Regulations are finally starting to push back. The European Union’s 2019 ecodesign “right to repair” regulations, which took effect in March 2021, require makers of washing machines, dishwashers, refrigerators, and televisions to keep spare parts available for 7 to 10 years and to design products that can be opened with common tools. The EU then adopted a broader Right to Repair Directive in 2024, which member states must transpose into national law by 2026. France went further with a publicly displayed repairability index in 2021, evolving into a durability index in 2024.

The momentum is global. By 2024, every US state had introduced some form of right-to-repair bill, and New York, California, Minnesota, Colorado and Oregon have passed electronics repair laws. More stringent rules are still needed if we want to seriously reduce e-waste and shift consumer culture away from disposability, but for the first time in a century of planned obsolescence, the legal current is finally running the other way.

References (click to expand)
  1. Iizuka, T. (2006). An Empirical Analysis of Planned Obsolescence. SSRN Electronic Journal. Elsevier BV.

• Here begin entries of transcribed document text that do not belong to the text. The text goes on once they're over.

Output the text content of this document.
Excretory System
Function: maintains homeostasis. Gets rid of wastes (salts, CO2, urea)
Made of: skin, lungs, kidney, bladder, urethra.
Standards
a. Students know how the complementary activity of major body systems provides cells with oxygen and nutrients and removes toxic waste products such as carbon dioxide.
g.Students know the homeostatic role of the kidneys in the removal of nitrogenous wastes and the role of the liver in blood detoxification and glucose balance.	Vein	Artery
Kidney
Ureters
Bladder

  2. Krajewski, M. (2014). The Great Lightbulb Conspiracy. IEEE Spectrum.
  3. Directive (EU) 2024/1799 on Common Rules Promoting the Repair of Goods. European Commission.
  4. Grout, P. A., & Park, I.-U. (2003). Competitive Planned Obsolescence. SSRN Electronic Journal. Elsevier BV.
  5. French HOP Complaint May Test Whether Planned Obsolescence Is a Misdemeanour. Latham & Watkins.
  6. Opening of a Trial for Planned Obsolescence Against Epson: A Historic First Step. Right to Repair Europe.
  7. Burns, J. (2018). Italy Fines Apple, Samsung For ‘Planned Obsolescence’ In Phones. Forbes.